Face à cette situation, avec le soutien du syndicat, l’Air Mauritius Cabin Crew Association (AMCCA), elles ont porté plainte auprès de l’Equal Opportunities Commission (EOC). L’affaire a aussi été soulevée par l’AMCCA lors de la rencontre du syndicat avec les administrateurs, jeudi dernier. « Cette situation est discriminatoire. On ne peut pas avoir un traitement de deux poids deux mesures lorsqu’on est enceinte. D’où le recours à l’EOC », a fait ressortir la présidente de l’AMCCA, Yogita Babboo. «Ce qui choque aussi, dit-elle, c’est la dernière lettre envoyée aux employés de MK, les informant qu’ils passaient désormais à temps partiel pour une durée de travail de 11 à 22 jours par mois, en fonction des postes. « Dans le cas de ces quatre femmes enceintes, d’une part, leur salaire a été réduit de 50% et d’autre part, aujourd’hui, elles sont informées qu’elles sont placées sur un régime de travail à temps partiel pour 22 jours. Or, 22 jours, selon les lois, équivaut à un mois de travail. Que se passera-t-il une fois la reprise des activités normales chez Air Mauritius? Est-ce que le salaire de ces dames, réduit de 50%, restera le même pour les 22 jours de travail normal qu’elles effectueront lorsque les bureaux rouvriront? », demande le syndicat.

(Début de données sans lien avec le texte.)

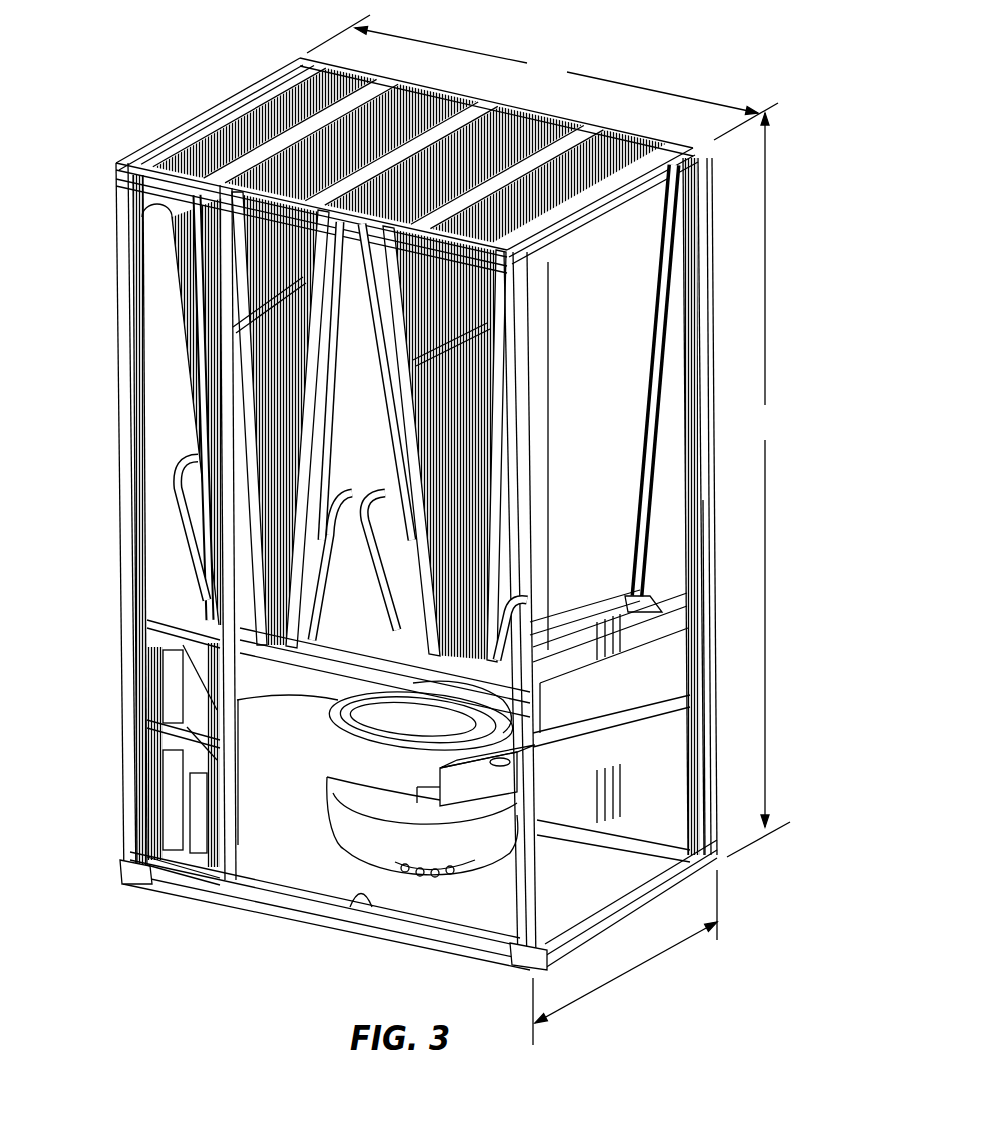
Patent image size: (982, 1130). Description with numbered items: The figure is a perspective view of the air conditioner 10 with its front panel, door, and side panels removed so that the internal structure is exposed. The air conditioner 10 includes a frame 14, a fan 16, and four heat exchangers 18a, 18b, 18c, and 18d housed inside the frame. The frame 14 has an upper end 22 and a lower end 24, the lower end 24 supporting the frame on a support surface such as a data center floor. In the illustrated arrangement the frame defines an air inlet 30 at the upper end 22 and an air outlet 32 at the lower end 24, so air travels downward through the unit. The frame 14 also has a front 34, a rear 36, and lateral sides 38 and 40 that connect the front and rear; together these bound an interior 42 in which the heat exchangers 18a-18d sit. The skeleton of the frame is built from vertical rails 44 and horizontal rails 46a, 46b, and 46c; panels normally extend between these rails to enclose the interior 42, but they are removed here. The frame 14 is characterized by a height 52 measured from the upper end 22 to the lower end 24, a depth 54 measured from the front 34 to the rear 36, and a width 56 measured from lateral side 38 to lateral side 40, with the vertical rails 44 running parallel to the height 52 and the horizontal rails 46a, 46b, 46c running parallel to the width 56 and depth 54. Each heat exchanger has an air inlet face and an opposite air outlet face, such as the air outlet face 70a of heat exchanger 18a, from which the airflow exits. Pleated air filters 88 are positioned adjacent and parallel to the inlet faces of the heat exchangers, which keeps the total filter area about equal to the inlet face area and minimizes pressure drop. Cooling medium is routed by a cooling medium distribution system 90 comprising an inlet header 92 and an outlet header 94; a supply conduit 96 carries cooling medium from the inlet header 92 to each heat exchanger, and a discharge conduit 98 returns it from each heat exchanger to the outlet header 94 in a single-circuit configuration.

Si, lors de la dernière réunion avec l’AMCCA, les administrateurs ont avancé que toute cette anomalie sera reconsidérée, aucun engagement n’a, toutefois, été pris. L’AMCCA espère que la situation de ces femmes enceintes sera revue au plus vite, car « il s’agit non seulement de mettre un frein à toute forme de discrimination, mais aussi et surtout il y va de la santé mentale et physique de ces femmes enceintes, ce qui pourrait influer négativement sur le reste de la grossesse. » Ces quatre hôtesses ne demandent qu’à retrouver leurs droits et le respect nécessaire pour accueillir leur bébé dans de bonnes conditions, celles auxquelles ces nouveaux venus dans le monde ont comme droit fondamental!